Co Author(s): :    L. Mathys   K. Petermann   E. Herrmann   W. Mayer   M. Shajari        

Abstract Details

Purpose:

This systematic review and meta-analysis compares femtosecond laser cataract surgery (FLACS) with conventional cataract surgery (CCS) and reviews prospective and retrospective clinical trials. In 34 included studies there were 6,492 eyes receiving FLACS compared to 6,707 eyes receiving CCS.

Setting:

Department of Ophthalmology, University of Frankfurt, Germany

Methods:

We systematically searched the peer-reviewed literature in Medline (30.04.2015 – 01.03.2016), Cochrane Library (13.05.2015 – 01.03.2016) and Embase (13.07.2015 – 23.11.2015) according to PRISMA guidelines.
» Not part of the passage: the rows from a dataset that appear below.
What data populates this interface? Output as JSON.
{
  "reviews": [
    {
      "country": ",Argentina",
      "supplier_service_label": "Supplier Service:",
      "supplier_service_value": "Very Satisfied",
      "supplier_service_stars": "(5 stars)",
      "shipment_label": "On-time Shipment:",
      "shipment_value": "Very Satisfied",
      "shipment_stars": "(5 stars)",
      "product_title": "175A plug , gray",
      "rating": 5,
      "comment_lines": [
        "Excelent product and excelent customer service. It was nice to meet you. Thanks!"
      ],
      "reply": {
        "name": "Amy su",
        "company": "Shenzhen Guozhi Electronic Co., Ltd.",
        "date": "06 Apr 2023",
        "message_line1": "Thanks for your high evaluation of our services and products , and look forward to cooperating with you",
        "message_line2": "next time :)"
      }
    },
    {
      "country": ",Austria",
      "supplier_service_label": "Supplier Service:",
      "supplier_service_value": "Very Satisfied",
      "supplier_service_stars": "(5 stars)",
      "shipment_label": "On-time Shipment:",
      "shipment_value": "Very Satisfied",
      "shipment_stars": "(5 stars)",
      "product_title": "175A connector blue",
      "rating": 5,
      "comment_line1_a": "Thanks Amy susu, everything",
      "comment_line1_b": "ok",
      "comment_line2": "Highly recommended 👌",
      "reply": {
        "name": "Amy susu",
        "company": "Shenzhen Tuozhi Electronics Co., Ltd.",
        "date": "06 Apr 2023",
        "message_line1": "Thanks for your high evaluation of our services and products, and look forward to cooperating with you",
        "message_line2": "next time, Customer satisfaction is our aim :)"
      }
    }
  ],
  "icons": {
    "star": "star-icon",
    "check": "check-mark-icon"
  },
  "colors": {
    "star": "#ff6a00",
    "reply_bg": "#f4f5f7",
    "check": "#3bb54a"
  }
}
Only prospective and retrospective trials, which performed FLACS as well as CCS and compared both procedures, were included. The effects were calculated as mean differences or standardized mean differences. A total of 34 studies (29 prospective, 5 retrospective) with a total of 6,492 eyes undergone FLACS and 6,707 eyes undergone CCS were included.

Results:

No significant difference was found in terms of corrected distance visual acuity (CDVA) (2,443eyes, P=0.48), clinically manifested macular edema (1,928eyes, P=0.51), and posterior capsule rupture (6,386eyes, P=0.97). In eyes treated with FLACS uncorrected distance visual acuity (UDVA) (2215eyes, P<0.01) was better, endothelial cell loss was less (1,335eyes; P<0.01), circularity was better (330eyes; P<0.01; risk for anterior capsule rupture higher (4,731eyes; P<0.01), and effective phacoemulsification time less (1,382eyes; P<0.01). In individual studies it was shown that variability of surgically induced astigmatism, lens decentration, tilt and posterior capsule opacification were less in FLACS.

Conclusions:

FLACS has a comparable advantage and disadvantage profile to CCS. However, especially patients with low endothelial cell density, dense cataract or significant amount of corneal astigmatism could benefit more from FLACS.